Bilimin onurlandırdığı anlar ve İBG Merkezi

Orhan Bursalı
Bilimin onurlandırdığı anlar ve İBG Merkezi

İzmir Biyotıp ve Genom Merkezi (İBG) 10 Kasım’ı, çok anlamlı ve bir bilim madalyası da verdiği bilimsel bir şölenle kutladı. Kurumun ilk bilim madalyasını Yardımcı Doç. Dr. Tamer Önder aldı. Önemli çalışmaları var Önder’in. Bunları HBT’de duyuracağız. Ama Bilim şöleni dedim, gerçekten bir temel araştırmalar resmi geçidi gibiydi konuşmalar.

Başarılı, ses getirici, onurlandırıcı ve bilim adamlarımızın ABD, Avrupa ve Türkiye’de başarılarını simgeleyen konuşmaları izledik.

Şüphesiz ki Atatürk’ün bilim ve uygarlık için çizdiği vizyonunun heyecanını hemen her konuşmacı öncelikle paylaştı. Çünkü asla eskimeyecek bir vizyon!

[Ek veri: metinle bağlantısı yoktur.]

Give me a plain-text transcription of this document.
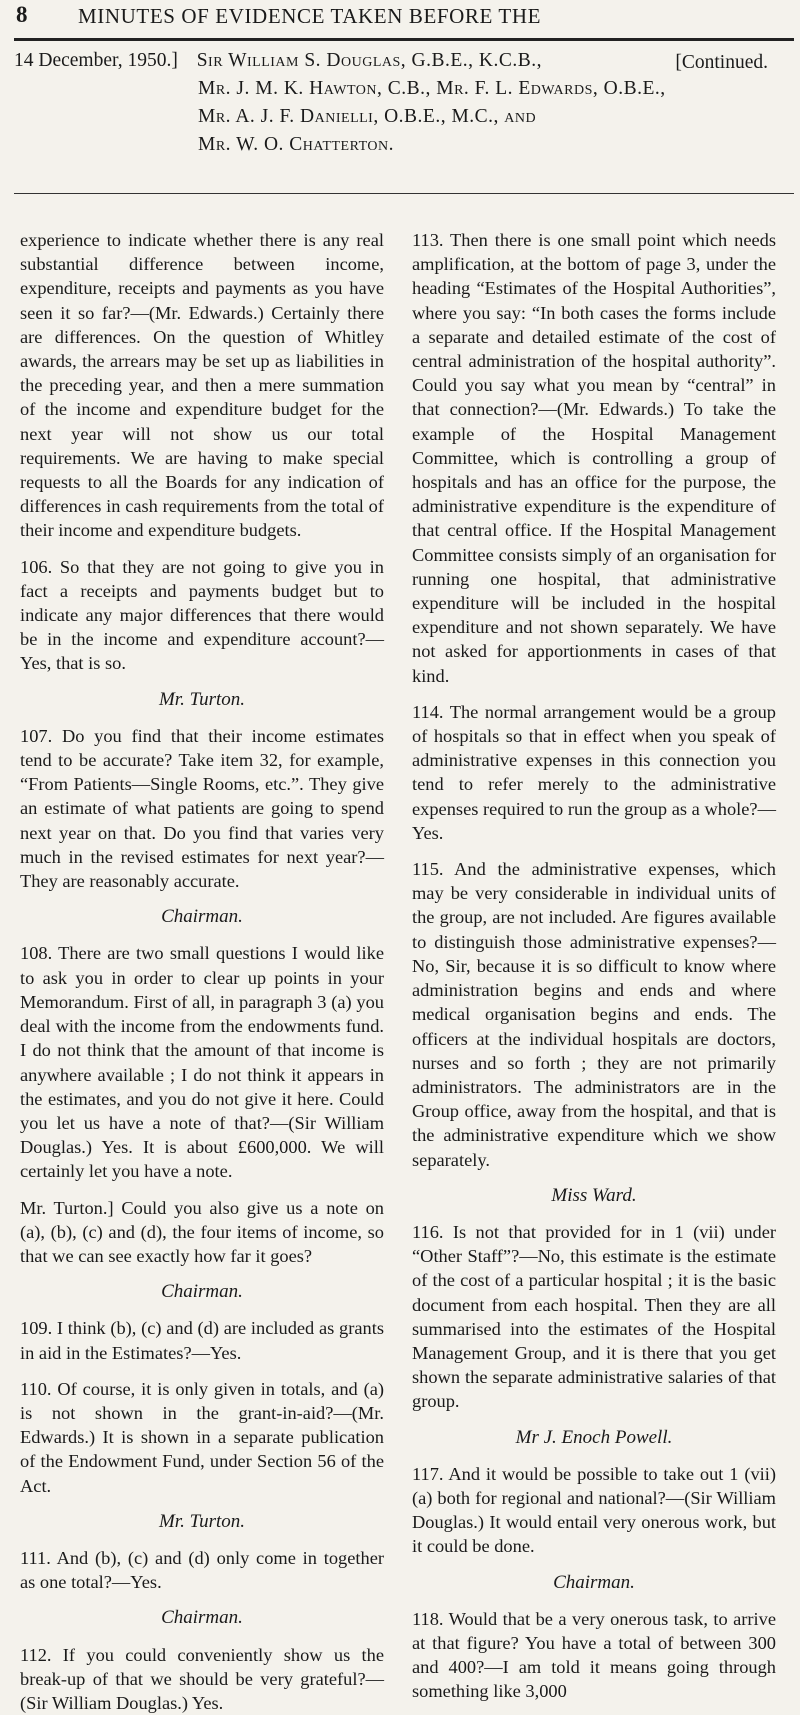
8 MINUTES OF EVIDENCE TAKEN BEFORE THE
14 December, 1950.] Sir William S. Douglas, G.B.E., K.C.B.,	[Continued.
Mr. J. M. K. Hawton, C.B., Mr. F. L. Edwards, O.B.E.,
Mr. A. J. F. Danielli, O.B.E., M.C., and
Mr. W. O. Chatterton.

experience to indicate whether there is any real substantial difference between income, expenditure, receipts and payments as you have seen it so far?—(Mr. Edwards.) Certainly there are differences. On the question of Whitley awards, the arrears may be set up as liabilities in the preceding year, and then a mere summation of the income and expenditure budget for the next year will not show us our total requirements. We are having to make special requests to all the Boards for any indication of differences in cash requirements from the total of their income and expenditure budgets.

106. So that they are not going to give you in fact a receipts and payments budget but to indicate any major differences that there would be in the income and expenditure account?—Yes, that is so.

Mr. Turton.

107. Do you find that their income estimates tend to be accurate? Take item 32, for example, “From Patients—Single Rooms, etc.”. They give an estimate of what patients are going to spend next year on that. Do you find that varies very much in the revised estimates for next year?—They are reasonably accurate.

Chairman.

108. There are two small questions I would like to ask you in order to clear up points in your Memorandum. First of all, in paragraph 3 (a) you deal with the income from the endowments fund. I do not think that the amount of that income is anywhere available ; I do not think it appears in the estimates, and you do not give it here. Could you let us have a note of that?—(Sir William Douglas.) Yes. It is about £600,000. We will certainly let you have a note.

Mr. Turton.] Could you also give us a note on (a), (b), (c) and (d), the four items of income, so that we can see exactly how far it goes?

Chairman.

109. I think (b), (c) and (d) are included as grants in aid in the Estimates?—Yes.

110. Of course, it is only given in totals, and (a) is not shown in the grant-in-aid?—(Mr. Edwards.) It is shown in a separate publication of the Endowment Fund, under Section 56 of the Act.

Mr. Turton.

111. And (b), (c) and (d) only come in together as one total?—Yes.

Chairman.

112. If you could conveniently show us the break-up of that we should be very grateful?—(Sir William Douglas.) Yes.

113. Then there is one small point which needs amplification, at the bottom of page 3, under the heading “Estimates of the Hospital Authorities”, where you say: “In both cases the forms include a separate and detailed estimate of the cost of central administration of the hospital authority”. Could you say what you mean by “central” in that connection?—(Mr. Edwards.) To take the example of the Hospital Management Committee, which is controlling a group of hospitals and has an office for the purpose, the administrative expenditure is the expenditure of that central office. If the Hospital Management Committee consists simply of an organisation for running one hospital, that administrative expenditure will be included in the hospital expenditure and not shown separately. We have not asked for apportionments in cases of that kind.

114. The normal arrangement would be a group of hospitals so that in effect when you speak of administrative expenses in this connection you tend to refer merely to the administrative expenses required to run the group as a whole?—Yes.

115. And the administrative expenses, which may be very considerable in individual units of the group, are not included. Are figures available to distinguish those administrative expenses?—No, Sir, because it is so difficult to know where administration begins and ends and where medical organisation begins and ends. The officers at the individual hospitals are doctors, nurses and so forth ; they are not primarily administrators. The administrators are in the Group office, away from the hospital, and that is the administrative expenditure which we show separately.

Miss Ward.

116. Is not that provided for in 1 (vii) under “Other Staff”?—No, this estimate is the estimate of the cost of a particular hospital ; it is the basic document from each hospital. Then they are all summarised into the estimates of the Hospital Management Group, and it is there that you get shown the separate administrative salaries of that group.

Mr J. Enoch Powell.

117. And it would be possible to take out 1 (vii) (a) both for regional and national?—(Sir William Douglas.) It would entail very onerous work, but it could be done.

Chairman.

118. Would that be a very onerous task, to arrive at that figure? You have a total of between 300 and 400?—I am told it means going through something like 3,000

Merkez’in başında olan Prof. Mehmet Öztürk Ata’nın Üniversite Reformu döneminde Malche’ın yazdığı rapora düştüğü notları anımsatarak, Ata’nın üniversite ve bilim vizyonuna göndermeler yaptı.

400 uçaktan ne kaldı?

Prof. Banu Onaral, Türkiye Cumhuriyetinin kuruluşunun ikinci yüzyılına girmeye hazırlanırken, ülke inşasında ikinci seferberlik içinde olduğumuzu belirterek dünyanın içine girdiği endüstri 4.0 ve teknoloji akıl birlikteliğini simgeleyen toplum 5.0 çağının dışında kalamayacağımızı anlattı.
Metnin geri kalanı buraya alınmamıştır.